China’s official manufacturing PMI, released on Tuesday, may have fallen below the benchmark level of 50 in August, and if momentum does not pick up soon, it is very likely that China will not meet its growth target of 7% this year.
That’s the view of Li-Gang Liu, Raymond Yeung and Louis Lam, ANZ’s China economics team, who suggest recent “anecdotes point to continuous sluggishness of manufacturing activities”.
Citing the Caixin flash manufacturing PMI survey, a preliminary reading on manufacturing conditions for small to medium-sized firms in China which skidded to a six year low in August, along with falling steel production and auto plant closures as a result of the massive port explosion in Tianjin, they suggest the China’s manufacturing sector may have contracted in August.

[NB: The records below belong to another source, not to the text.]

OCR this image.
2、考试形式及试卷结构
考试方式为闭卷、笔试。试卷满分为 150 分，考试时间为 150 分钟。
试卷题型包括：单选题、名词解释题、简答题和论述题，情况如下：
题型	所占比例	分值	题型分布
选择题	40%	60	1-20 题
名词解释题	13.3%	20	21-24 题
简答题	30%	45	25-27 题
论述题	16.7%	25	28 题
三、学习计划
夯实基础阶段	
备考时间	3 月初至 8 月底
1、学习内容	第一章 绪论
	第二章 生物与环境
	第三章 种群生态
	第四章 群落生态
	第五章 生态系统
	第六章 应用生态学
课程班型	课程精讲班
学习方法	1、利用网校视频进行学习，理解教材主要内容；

The National Bureau of Statistics gauge, like all PMI surveys, measures conditions and activity levels across China’s manufacturing sector. A reading above 50 suggests activity levels are improving, while a sub-50 level suggests they are declining.
Not only do the trio believe activity across China’s manufacturing sector may have contracted in August, but it may well be the start of a longer-lasting trend, something that will likely weigh on economic activity in the second half of the year.
Here’s their assessment.
“If the official PMI falls below 50 in August as we forecast, the risk is that sluggish momentum of real activities will extend into September and Q4 after the summer lull. The likelihood of China’s Q3 GDP falling below 6.5% will increase significantly. In this case, China will unlikely achieve its full year growth target of 7.0%. This will continue to call for more proactive fiscal policy implementation as well as monetary policy easing”.
If this is correct it will mark the first time since January 2015 that the government’s PMI gauge has fallen into contraction territory.
The release, along with that for non-manufacturing sectors, will be released at 11am AEST on Tuesday.